In the midst of the COVID-19 pandemic Backwater’s 2021 artistic programme examines humanity’s relationship with the natural world and takes a closer look at ‘the human animal’ in this context. The Human Animal: A Personal View of the Human Species is a 1994 television documentary series written and presented by zoologist, ethologist and surrealist painter Desmond Morris. This curatorial framework provides an opportunity to take stock of our individual and collective impact on the natural world and to scrutinise ourselves as animals with agency. The exhibition of the same name specifically considers the materiality, vulnerability and strength of the human form at this distinct moment of reflection for our species.
Drawing and painting have formed the core of the diverse range of artistic practices supported by Backwater over the last three decades. This exhibition also celebrates the strong tradition of portraiture and life drawing at the studios, from traditional process-based approaches to more contemporary modes of working.

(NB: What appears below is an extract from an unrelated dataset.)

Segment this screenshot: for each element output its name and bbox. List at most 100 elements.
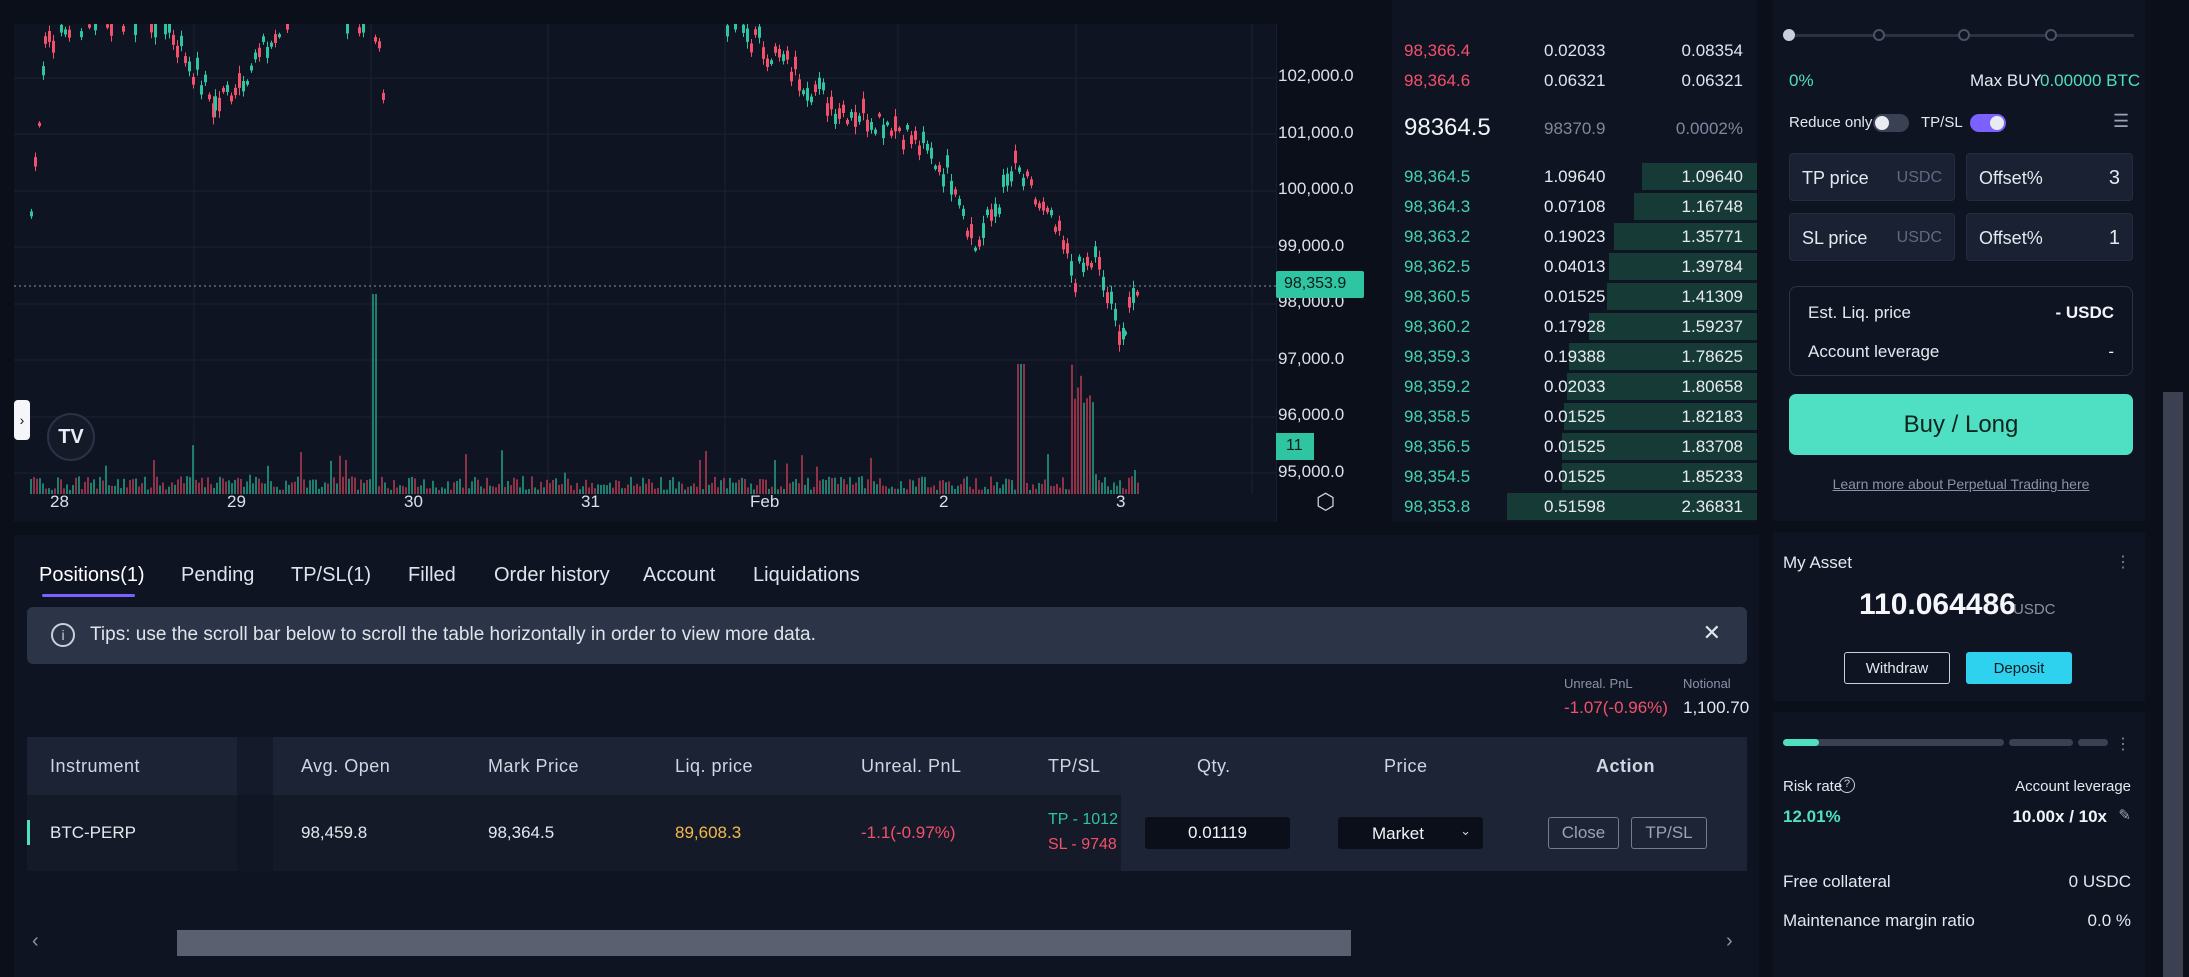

David Barrett is a painter working directly from human subjects on an on-going basis, his art practice having three overlapping areas: the clothed figure, nudes and ‘religious paintings’. His work is driven by the challenge of representing the human form in paint and this puts the nude at the centre of his practice. Lorraine Cooke, who is primarily a printmaker, uses drawing as the foundation for all her work which also extends into painting with an emphasis on portraiture. Stephen Doyle’s work references queer identity and queer culture through painting and installation. In his paintings the artist seeks to represent members of this community in a medium that historically excludes or obscures their sexual identity. Through her drawing practice Megan Eustace expresses the materiality of the human experience and believes that drawing’s ontological nature allows us to perpetually encounter the unknown of that experience. Eileen Healy is predominantly a figurative artist who works mainly in pastel and oil. The paintings she creates are very direct, honest and strong portraits of people who sit for her in her studio.
Further insights into the artists and the work will be published through Backwater’s social media channels throughout the course of the exhibition.
The Human Animal, Backwater’s 2021 artistic programme is supported by an Arts Council of Ireland Project Award and through the Cork City Council Project Scheme.